On December 18, 2007, the expert report commissioned by the state government was available, which was supposed to clarify the ownership of all cultural objects to which the House of Baden claimed. It came to the conclusion that the vast majority of the disputed goods were state property. The report counted thirty-six manuscripts stored there, thirteen lever manuscripts and the so-called tulip books as the property of the House of Baden in the holdings of the Baden State Library . The state government then offered the House of Baden talks in order to come to a solution for the threatened cultural property of Salem Castle. Without taking the disputed question of ownership to court, the state of Baden-Württemberg agreed with the House of Baden on a payment from the state totaling 57 million euros for the Salem Palace and for other art treasures, including the Karlsruhe manuscripts that the report assigned to the House of Baden and which have now passed into state ownership. The agreement also included the fact that the House of Baden waived any claims to ownership of cultural assets that had been assigned to the Zähringer Foundation . The contract was sealed on April 6, 2009. This prevented the sale of manuscripts from the Badische Landesbibliothek.

See also

Individual evidence

  1. ^ Archivalia: Are top manuscripts from the Badische Landesbibliothek sold?
  2. see below a. Open letter from the Association of German Art Historians from September 28, 2006 ; Open letter dated September 28, 2006 with over 2500 signatories from experts ( Memento of May 9, 2007 in the Internet Archive ); Letter to the editor, manuscript sales - Germany squandering its past from 19 international art historians (including from Harvard, Yale and Princeton Universities) in the FAZ of September 28, 2006, No. 226, page 44.
  3. Reinhard Mußgnug: Cultural Heritage - The manuscripts belong to the country. FAZ, September 29, 2006, No. 227, page 37.
  4. Press release State Ministry of Baden-Württemberg from October 10, 2006 [1]
  5. Frankfurter Allgemeine Zeitung of November 2, 2006, No. 255 / page 41 Art Market in the Ländle - Does Baden-Württemberg want to buy state property?
  6. Overview at Archivalia
  7. Oettinger's pictures, second delivery: These also belong to Baden-Württemberg!

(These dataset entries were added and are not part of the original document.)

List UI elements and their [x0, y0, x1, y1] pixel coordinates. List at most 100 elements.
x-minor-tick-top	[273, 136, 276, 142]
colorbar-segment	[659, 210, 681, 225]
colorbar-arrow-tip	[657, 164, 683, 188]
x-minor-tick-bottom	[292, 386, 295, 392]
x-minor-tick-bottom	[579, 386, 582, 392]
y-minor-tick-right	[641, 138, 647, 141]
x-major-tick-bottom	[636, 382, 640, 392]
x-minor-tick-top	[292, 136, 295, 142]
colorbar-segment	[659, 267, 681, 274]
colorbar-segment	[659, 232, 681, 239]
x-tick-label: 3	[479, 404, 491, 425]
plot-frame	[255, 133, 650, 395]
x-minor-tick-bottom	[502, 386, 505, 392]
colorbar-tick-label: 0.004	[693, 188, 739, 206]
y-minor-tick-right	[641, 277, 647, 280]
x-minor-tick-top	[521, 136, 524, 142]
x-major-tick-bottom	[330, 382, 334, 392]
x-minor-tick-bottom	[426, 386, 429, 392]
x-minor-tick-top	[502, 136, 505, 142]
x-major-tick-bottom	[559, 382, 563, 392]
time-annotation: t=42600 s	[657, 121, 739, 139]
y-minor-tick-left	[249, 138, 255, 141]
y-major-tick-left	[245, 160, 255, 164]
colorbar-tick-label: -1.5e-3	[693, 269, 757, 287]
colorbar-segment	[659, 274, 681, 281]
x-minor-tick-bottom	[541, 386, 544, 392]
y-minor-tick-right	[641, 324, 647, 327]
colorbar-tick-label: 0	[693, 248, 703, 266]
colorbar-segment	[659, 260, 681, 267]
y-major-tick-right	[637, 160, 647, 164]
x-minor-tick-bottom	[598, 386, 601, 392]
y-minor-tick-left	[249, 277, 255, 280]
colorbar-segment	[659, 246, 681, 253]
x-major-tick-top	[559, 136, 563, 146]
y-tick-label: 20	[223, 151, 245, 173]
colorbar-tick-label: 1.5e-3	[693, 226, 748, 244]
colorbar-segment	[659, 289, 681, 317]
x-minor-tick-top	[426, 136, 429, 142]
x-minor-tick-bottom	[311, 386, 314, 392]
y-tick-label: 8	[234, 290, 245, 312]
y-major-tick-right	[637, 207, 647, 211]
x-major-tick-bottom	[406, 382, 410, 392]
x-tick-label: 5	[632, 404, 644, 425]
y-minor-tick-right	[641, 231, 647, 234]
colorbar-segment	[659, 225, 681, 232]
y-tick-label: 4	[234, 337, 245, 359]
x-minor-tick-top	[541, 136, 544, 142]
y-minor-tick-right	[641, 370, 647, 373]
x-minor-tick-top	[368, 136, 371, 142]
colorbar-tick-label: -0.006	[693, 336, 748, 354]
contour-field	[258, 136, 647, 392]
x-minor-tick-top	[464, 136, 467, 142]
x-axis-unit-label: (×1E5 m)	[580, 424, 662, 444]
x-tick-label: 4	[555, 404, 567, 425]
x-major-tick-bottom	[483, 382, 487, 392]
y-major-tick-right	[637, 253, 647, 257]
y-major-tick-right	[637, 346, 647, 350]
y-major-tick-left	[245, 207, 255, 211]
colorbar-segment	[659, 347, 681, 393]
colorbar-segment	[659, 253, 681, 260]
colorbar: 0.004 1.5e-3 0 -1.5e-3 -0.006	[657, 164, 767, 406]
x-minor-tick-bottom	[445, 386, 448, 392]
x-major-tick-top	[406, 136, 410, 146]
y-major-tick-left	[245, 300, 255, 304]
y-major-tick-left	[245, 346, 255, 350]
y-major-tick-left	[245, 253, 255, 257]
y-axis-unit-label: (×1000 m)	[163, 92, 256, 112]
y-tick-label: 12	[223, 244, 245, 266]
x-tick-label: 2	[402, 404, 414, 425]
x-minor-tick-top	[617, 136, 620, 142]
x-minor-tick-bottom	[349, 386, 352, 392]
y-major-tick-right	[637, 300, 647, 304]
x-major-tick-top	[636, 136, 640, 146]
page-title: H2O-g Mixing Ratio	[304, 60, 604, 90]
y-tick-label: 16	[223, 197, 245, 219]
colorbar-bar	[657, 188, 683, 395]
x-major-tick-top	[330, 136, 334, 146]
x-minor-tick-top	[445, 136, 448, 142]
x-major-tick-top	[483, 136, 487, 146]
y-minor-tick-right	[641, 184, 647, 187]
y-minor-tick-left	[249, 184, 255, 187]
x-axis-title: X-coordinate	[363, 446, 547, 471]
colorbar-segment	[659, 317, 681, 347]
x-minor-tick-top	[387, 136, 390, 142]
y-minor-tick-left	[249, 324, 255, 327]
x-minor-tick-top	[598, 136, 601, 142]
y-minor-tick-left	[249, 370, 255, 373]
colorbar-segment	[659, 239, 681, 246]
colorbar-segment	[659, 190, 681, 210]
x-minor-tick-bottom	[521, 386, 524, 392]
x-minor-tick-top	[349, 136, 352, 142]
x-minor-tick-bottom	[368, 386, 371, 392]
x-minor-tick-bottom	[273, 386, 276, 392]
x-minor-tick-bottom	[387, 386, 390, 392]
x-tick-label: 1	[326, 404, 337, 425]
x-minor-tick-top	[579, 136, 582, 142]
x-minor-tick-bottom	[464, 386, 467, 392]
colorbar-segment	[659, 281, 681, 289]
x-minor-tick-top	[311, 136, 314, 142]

In: Frankfurter Allgemeine Zeitung . November 4, 2006.
  8. Archivalia: Expert: Almost all disputed cultural assets from Baden belong to the state
  9. Cf. https://archive.today/20120721184706/http://www.baden-wuerttemberg.de/de/Mmeldung/178958.html?referer=88736

literature

  • Peter Michael Ehrle, Ute Obhof: The manuscripts of the Badische Landesbibliothek - threatened cultural heritage? . Casimir Katz, Gernsbach 2007, ISBN 978-3-938047-25-5
  • Klaus Graf : Lessons from the Karlsruhe cultural property debacle 2006 , in: Kunstchronik 60 (2007), Issue 2, pp. 57–61 ( online )
  • Martin Germann: The adventurous journey has to come to an end: a European odyssey from Fleury to Karlsruhe, or: Why old manuscripts should be kept intact . - In: Süddeutsche Zeitung No. 234, October 11, 2006, p. 16; Complete version with picture and table on the Internet: http://archiv.twoday.net/stories/2799773/ (since Oct. 13, 2006)
  • Dieter Mertens; Volker Rödel: Sine ira et studio? A review of the “Badischer Kulturgüterstreit” 2006–2009 . In: Zeitschrift für Geschichte des Oberrheins 162 (2014), pp. 471–503 ( online ).
  • Klaus P. Oesterle: Cultural property struggle in Baden. The report . In: Badische Heimat 90 (2010) 4, pp. 837–851.
  • Ludger Syré: The manuscript dispute - a unique event in the 50-year history of the Badische Bibliothekgesellschaft . In: 50 Years Badische Bibliotheksgesellschaft eV A documentation, ed. by Hansgeorg Schmidt-Bergmann on behalf of the Badische Bibliotheksgesellschaft. Bretten: Info Verlag 2016, pp. 31–41.